Presiden Prabowo Subianto akan menghadiri pertemuan strategis di Inggris dan Swiss. Orang nomor satu di Indonesia itu bertolak dari Pangkalan TNI AU Halim Perdanakusuma Minggu (18/01/2026). Kunjungan ini menjadi bagian dari upaya penguatan diplomasi Indonesia di tingkat global, baik dalam kerja sama bilateral maupun forum ekonomi dunia.
Bertolak dari Halim
Sekretaris Kabinet (Seskab) Teddy Indra Wijaya dalam keterangan tertulisnya menyampaikan bahwa kepala negara bertolak dari Pangkalan TNI AU Halim Perdanakusuma, Jakarta.
“Pada hari Minggu siang ini, 18 Januari 2026, beliau bertolak menuju Inggris dan Swiss untuk menghadiri beberapa pertemuan,” tulis Seskab.

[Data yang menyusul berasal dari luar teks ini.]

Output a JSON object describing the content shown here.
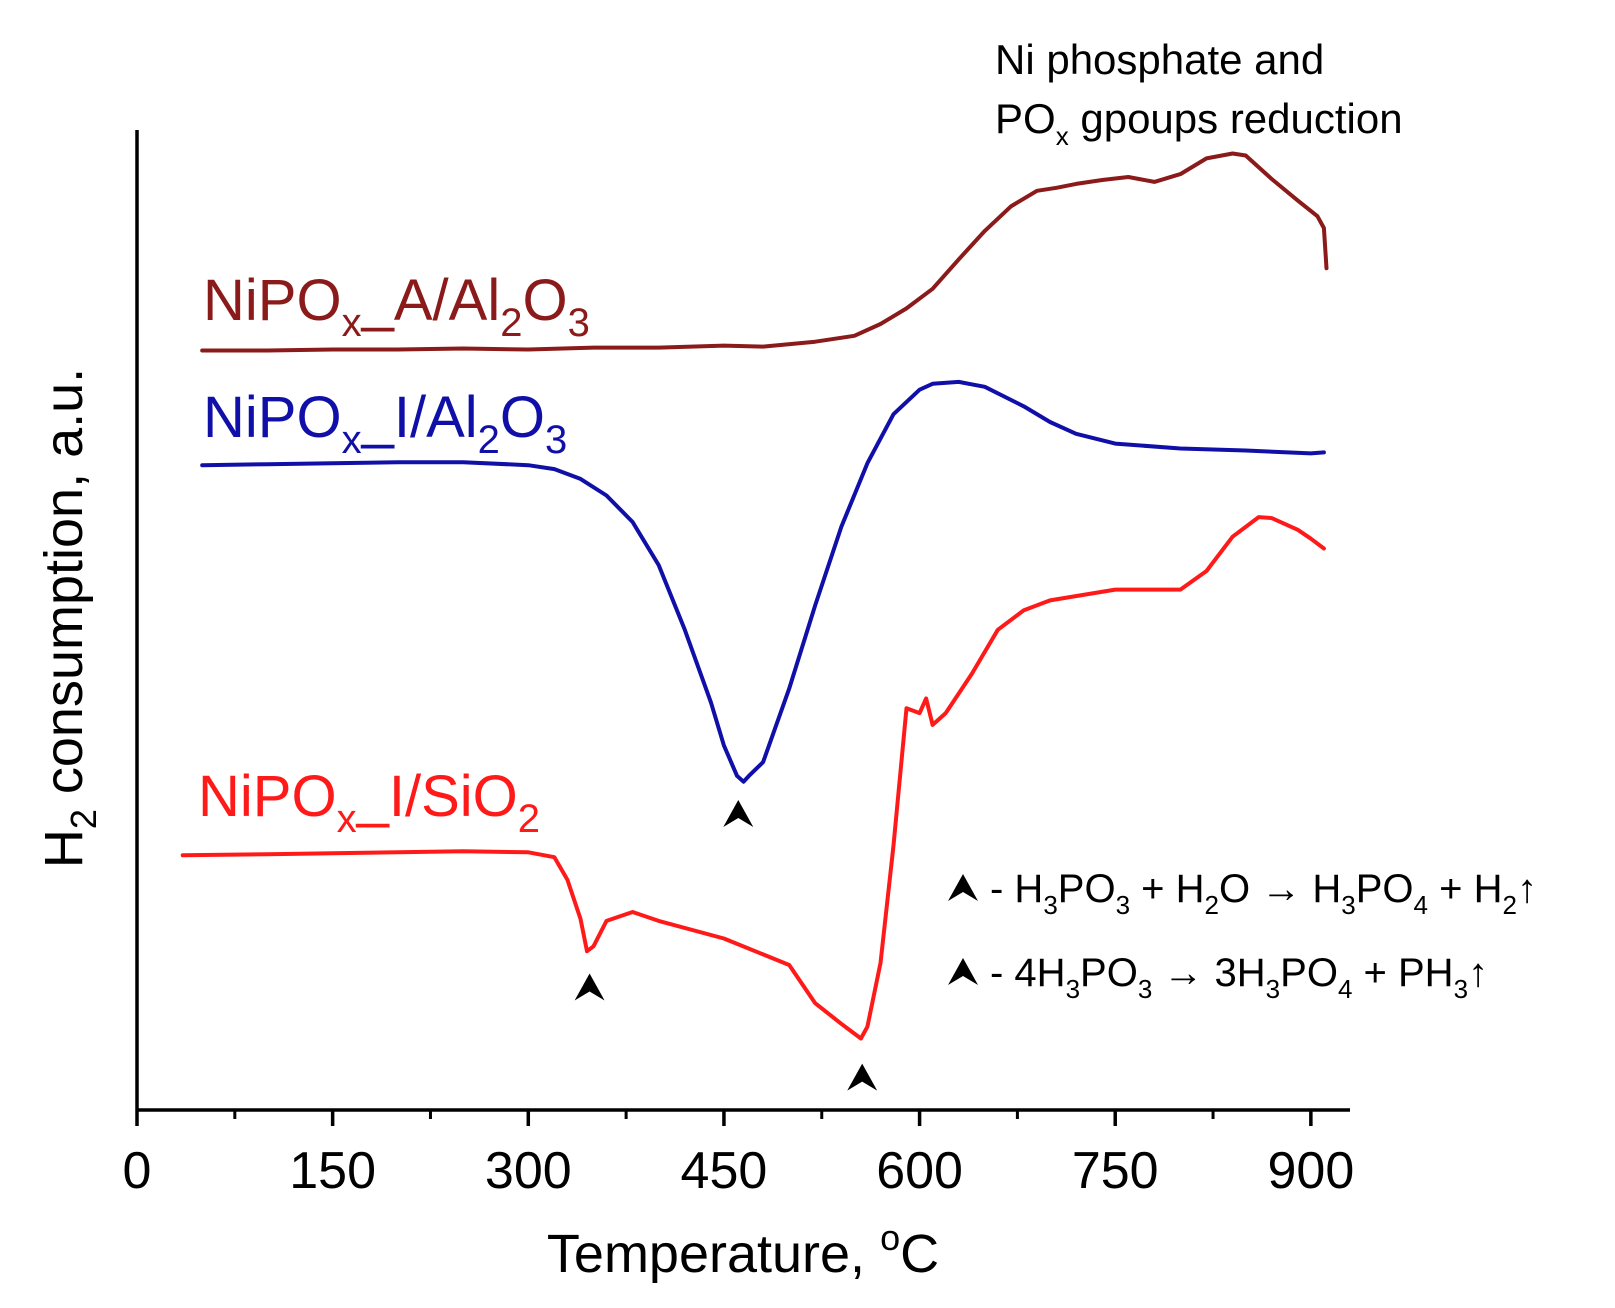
{
  "chart_data": {
    "type": "line",
    "title": "",
    "xlabel": "Temperature, °C",
    "ylabel": "H2 consumption, a.u.",
    "xlim": [
      0,
      930
    ],
    "ylim": [
      0,
      100
    ],
    "x_ticks": [
      "0",
      "150",
      "300",
      "450",
      "600",
      "750",
      "900"
    ],
    "y_ticks": [],
    "grid": false,
    "legend": "inline labels next to curves",
    "colors": {
      "A_Al2O3": "#8b1a1a",
      "I_Al2O3": "#1010a8",
      "I_SiO2": "#ff1a1a",
      "axis": "#000000"
    },
    "series": [
      {
        "name": "NiPOx_A/Al2O3",
        "label_parts": [
          "NiPO",
          "x",
          "_A/Al",
          "2",
          "O",
          "3"
        ],
        "x": [
          50,
          100,
          150,
          200,
          250,
          300,
          350,
          400,
          450,
          480,
          520,
          550,
          570,
          590,
          610,
          630,
          650,
          670,
          690,
          705,
          720,
          740,
          760,
          780,
          800,
          820,
          840,
          850,
          870,
          890,
          905,
          910,
          912
        ],
        "values": [
          77.5,
          77.5,
          77.6,
          77.6,
          77.7,
          77.6,
          77.8,
          77.8,
          78.0,
          77.9,
          78.4,
          79.0,
          80.2,
          81.8,
          83.8,
          86.8,
          89.7,
          92.2,
          93.8,
          94.1,
          94.5,
          94.9,
          95.2,
          94.7,
          95.5,
          97.1,
          97.6,
          97.4,
          95.0,
          92.8,
          91.2,
          90.0,
          85.9
        ]
      },
      {
        "name": "NiPOx_I/Al2O3",
        "label_parts": [
          "NiPO",
          "x",
          "_I/Al",
          "2",
          "O",
          "3"
        ],
        "x": [
          50,
          100,
          150,
          200,
          250,
          300,
          320,
          340,
          360,
          380,
          400,
          420,
          440,
          450,
          460,
          465,
          470,
          480,
          500,
          520,
          540,
          560,
          580,
          600,
          610,
          630,
          650,
          680,
          700,
          720,
          750,
          800,
          850,
          900,
          910
        ],
        "values": [
          65.8,
          65.9,
          66.0,
          66.1,
          66.1,
          65.8,
          65.4,
          64.4,
          62.7,
          60.0,
          55.6,
          49.0,
          41.6,
          37.2,
          34.1,
          33.5,
          34.2,
          35.5,
          43.0,
          51.5,
          59.5,
          66.0,
          71.0,
          73.5,
          74.1,
          74.3,
          73.8,
          71.8,
          70.2,
          69.0,
          68.0,
          67.5,
          67.3,
          67.0,
          67.1
        ]
      },
      {
        "name": "NiPOx_I/SiO2",
        "label_parts": [
          "NiPO",
          "x",
          "_I/SiO",
          "2"
        ],
        "x": [
          35,
          100,
          150,
          200,
          250,
          300,
          320,
          330,
          340,
          345,
          350,
          360,
          380,
          400,
          450,
          500,
          520,
          540,
          550,
          555,
          560,
          570,
          580,
          590,
          600,
          605,
          610,
          620,
          640,
          660,
          680,
          700,
          750,
          800,
          820,
          840,
          860,
          870,
          890,
          900,
          910
        ],
        "values": [
          26.0,
          26.1,
          26.2,
          26.3,
          26.4,
          26.3,
          25.8,
          23.5,
          19.5,
          16.2,
          16.7,
          19.3,
          20.2,
          19.3,
          17.5,
          14.8,
          10.9,
          8.8,
          7.8,
          7.3,
          8.5,
          15.0,
          27.0,
          41.0,
          40.5,
          42.0,
          39.3,
          40.5,
          44.5,
          49.0,
          51.0,
          52.0,
          53.1,
          53.1,
          55.0,
          58.5,
          60.5,
          60.4,
          59.2,
          58.3,
          57.3
        ]
      }
    ],
    "annotations": {
      "region_label_line1": "Ni phosphate and",
      "region_label_line2_parts": [
        "PO",
        "x",
        " gpoups  reduction"
      ],
      "peak_markers": [
        {
          "x": 461,
          "y": 30.2
        },
        {
          "x": 347,
          "y": 12.5
        },
        {
          "x": 556,
          "y": 3.3
        }
      ],
      "marker_symbol": "⮝",
      "reaction_1_parts": [
        "- H",
        "3",
        "PO",
        "3",
        " + H",
        "2",
        "O → H",
        "3",
        "PO",
        "4",
        " + H",
        "2",
        "↑"
      ],
      "reaction_2_parts": [
        "- 4H",
        "3",
        "PO",
        "3",
        " → 3H",
        "3",
        "PO",
        "4",
        " + PH",
        "3",
        "↑"
      ]
    }
  }
}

Sebelum lepas landas menuju London, mantan Menteri Pertahanan tersebur terlebih dahulu menggelar pertemuan dengan Wakil Ketua DPR RI Prof. Sufmi Dasco Ahmad. Pertemuan tersebut membahas laporan perkembangan informasi terkini.
Bertemu Perdana Menteri Inggris
Di London, Inggris, Presiden Prabowo dijadwalkan melakukan pertemuan dengan Perdana Menteri Inggris Keir Starmer. Pertemuan tersebut akan membahas sejumlah kerja sama strategis antara Indonesia dan Inggris. Selain itu, juga akan mengadakan pertemuan dengan Raja Charles III.
“Ada jadwal pertemuan dengan Raja Charles III, dengan salah satu agenda pembahasan terkait pelestarian alam dan lingkungan, serta konservasi gajah, bersama dengan sejumlah tokoh filantropi dunia lainnya,” ucap Seskab.
Presiden Hadiri WEF
Usai rangkaian agenda di Inggris, Ketua Umum Partai Gerindra akan melanjutkan kunjungan ke Davos, Swiss, untuk menghadiri World Economic Forum (WEF). Dalam forum tersebut, dijadwalkan menyampaikan pidato kunci di hadapan para pemimpin dunia dan pelaku ekonomi global.“Bapak presiden juga akan melakukan dialog strategis dengan para CEO dari perusahaan terkemuka mancanegara,” pungkas Seskab.
Kunjungan Presiden Prabowo ini menegaskan peran aktif dalam percaturan global, sekaligus memperkuat posisi Indonesia di tengah dinamika ekonomi dan geopolitik dunia.